Malick takes the O’Briens through trials and tragedies but he uses them to explore forgiveness, reconciliation, and peace. He’s not afraid to ask tough questions or address things such as existence, spirituality, and the afterlife. But this gets at another thing that makes this film special. It can speak to different people in so many different ways. Whether it be the spiritual subtext or the strained family dynamic, Malick takes something that is obviously deeply personal and touches the audience in a wide variety of ways.

“The Tree of Life” is a technical masterpiece and it’s impossible to talk about this film without mentioning it. Emmanuel Lubezki’s gorgeous cinematography should garner instant Oscar consideration. In many ways ”The Tree of Life” is more lyrical than dramatic therefore many scenes find their strength in imagery and camera work other than any form of dialogue. Many of Lubezki’s gorgeous shots carry more dramatic and emotional weight than almost any acted sequence I’ve seen all year. Alexandre Desplat’s brilliant score hits at just the right times during the film, weaving itself between Malick’s signature scenes featuring nature’s ambiance.

This is a unique film which calls for a unique approach by the actors. With the absence of a more precise narrative, the performances are structured around Malick’s vision. Pitt is fantastic in a conservative and more restrained performance. Chastain is graceful and has a subtle elegance. But it’s McCracken who steals the show with his authentic and measured performance. He sells every seen he’s in and Malick uses him perfectly.

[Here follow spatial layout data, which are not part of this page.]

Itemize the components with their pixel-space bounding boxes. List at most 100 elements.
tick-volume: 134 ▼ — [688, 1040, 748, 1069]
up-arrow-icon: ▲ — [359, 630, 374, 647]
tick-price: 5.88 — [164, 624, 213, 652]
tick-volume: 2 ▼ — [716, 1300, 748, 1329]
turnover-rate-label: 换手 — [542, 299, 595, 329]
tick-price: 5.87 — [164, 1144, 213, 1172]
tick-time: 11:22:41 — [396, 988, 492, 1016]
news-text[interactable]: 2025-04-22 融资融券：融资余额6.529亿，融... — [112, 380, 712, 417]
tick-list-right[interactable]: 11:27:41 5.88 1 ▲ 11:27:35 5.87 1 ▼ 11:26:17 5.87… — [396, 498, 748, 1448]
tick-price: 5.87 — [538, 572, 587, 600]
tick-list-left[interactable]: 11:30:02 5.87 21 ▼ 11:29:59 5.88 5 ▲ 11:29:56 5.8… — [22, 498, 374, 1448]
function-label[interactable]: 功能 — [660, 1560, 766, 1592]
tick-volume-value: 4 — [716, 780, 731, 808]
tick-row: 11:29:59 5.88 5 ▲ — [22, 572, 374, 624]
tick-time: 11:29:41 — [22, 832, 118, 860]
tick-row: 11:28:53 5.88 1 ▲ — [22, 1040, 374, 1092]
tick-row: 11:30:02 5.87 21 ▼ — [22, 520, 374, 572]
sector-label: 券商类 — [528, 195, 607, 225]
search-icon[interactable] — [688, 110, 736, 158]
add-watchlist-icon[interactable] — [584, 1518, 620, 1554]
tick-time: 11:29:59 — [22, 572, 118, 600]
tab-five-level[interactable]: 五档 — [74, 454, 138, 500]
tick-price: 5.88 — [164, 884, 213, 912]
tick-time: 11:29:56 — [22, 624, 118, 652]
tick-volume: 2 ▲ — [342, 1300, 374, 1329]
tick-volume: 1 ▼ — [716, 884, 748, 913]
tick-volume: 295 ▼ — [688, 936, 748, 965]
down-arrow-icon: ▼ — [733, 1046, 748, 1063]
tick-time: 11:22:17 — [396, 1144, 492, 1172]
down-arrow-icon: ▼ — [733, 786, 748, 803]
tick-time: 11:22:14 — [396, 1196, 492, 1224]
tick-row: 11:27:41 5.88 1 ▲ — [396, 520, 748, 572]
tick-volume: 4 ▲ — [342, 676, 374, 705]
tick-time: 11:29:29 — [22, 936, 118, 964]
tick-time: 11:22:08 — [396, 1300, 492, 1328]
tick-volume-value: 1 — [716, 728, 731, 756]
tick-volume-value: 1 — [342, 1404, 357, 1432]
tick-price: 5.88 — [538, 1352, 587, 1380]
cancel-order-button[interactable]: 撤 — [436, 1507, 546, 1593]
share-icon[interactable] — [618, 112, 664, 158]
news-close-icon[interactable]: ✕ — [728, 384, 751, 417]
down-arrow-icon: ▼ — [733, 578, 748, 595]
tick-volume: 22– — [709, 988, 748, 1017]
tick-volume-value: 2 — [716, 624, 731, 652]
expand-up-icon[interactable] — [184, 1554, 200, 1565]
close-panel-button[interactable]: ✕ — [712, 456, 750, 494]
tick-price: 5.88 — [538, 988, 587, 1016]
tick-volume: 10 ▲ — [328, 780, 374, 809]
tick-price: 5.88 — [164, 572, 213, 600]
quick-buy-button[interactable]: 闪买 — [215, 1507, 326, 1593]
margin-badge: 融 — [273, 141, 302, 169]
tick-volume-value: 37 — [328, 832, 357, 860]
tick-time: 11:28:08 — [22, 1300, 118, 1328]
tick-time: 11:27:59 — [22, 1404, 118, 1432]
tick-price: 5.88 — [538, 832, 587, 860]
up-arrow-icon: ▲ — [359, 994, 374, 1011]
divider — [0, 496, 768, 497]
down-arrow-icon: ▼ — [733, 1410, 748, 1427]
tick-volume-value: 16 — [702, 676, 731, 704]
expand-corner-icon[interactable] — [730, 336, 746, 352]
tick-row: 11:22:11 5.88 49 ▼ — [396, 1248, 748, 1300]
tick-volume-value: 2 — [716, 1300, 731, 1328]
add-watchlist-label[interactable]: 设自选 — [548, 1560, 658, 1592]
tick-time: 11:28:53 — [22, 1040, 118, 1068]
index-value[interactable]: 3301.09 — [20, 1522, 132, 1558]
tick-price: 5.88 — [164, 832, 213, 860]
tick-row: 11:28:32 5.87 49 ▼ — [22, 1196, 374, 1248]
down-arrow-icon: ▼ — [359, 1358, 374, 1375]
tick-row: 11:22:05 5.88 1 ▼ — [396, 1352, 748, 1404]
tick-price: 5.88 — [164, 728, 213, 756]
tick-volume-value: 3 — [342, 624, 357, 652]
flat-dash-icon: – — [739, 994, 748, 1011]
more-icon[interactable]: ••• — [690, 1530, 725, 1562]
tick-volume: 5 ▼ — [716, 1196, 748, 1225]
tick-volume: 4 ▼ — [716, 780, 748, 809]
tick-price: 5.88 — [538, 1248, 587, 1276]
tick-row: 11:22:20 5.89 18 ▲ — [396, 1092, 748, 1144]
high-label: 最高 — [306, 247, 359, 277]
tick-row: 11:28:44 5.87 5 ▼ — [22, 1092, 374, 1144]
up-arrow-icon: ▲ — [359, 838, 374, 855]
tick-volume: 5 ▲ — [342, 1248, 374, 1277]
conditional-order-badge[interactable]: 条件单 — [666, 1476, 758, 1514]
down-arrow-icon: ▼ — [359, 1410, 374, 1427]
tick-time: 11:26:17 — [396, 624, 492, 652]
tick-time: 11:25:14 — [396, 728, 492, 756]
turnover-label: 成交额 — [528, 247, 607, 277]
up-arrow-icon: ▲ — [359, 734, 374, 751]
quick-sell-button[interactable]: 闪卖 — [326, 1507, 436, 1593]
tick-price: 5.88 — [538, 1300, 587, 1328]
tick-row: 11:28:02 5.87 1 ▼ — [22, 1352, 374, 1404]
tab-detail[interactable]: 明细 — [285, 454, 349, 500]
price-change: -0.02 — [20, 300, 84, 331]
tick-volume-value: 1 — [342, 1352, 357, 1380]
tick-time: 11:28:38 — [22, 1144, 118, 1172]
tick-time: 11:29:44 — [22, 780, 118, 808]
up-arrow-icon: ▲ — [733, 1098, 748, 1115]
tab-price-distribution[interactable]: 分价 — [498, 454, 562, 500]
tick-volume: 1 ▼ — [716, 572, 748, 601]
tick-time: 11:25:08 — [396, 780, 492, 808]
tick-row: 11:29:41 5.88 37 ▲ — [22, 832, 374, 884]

“The Tree of Life” requires the audience to accept it for what it is. It’s bold and unwavering and while it could be misconstrued as a vanity project, it’s a film that’s clearly close to Malick’s heart. It most certainly isn’t for everyone, but I found myself immediately drawn in and unable to take my eyes off the visual splendor and mesmerizing meditation. It’s easy to be put off by things such as length and the lack of a focused story. But I implore audiences to judge “The Tree of Life” for what’s it’s meant to be. It touched me in many ways and it’s a film that with stick with me for a long time.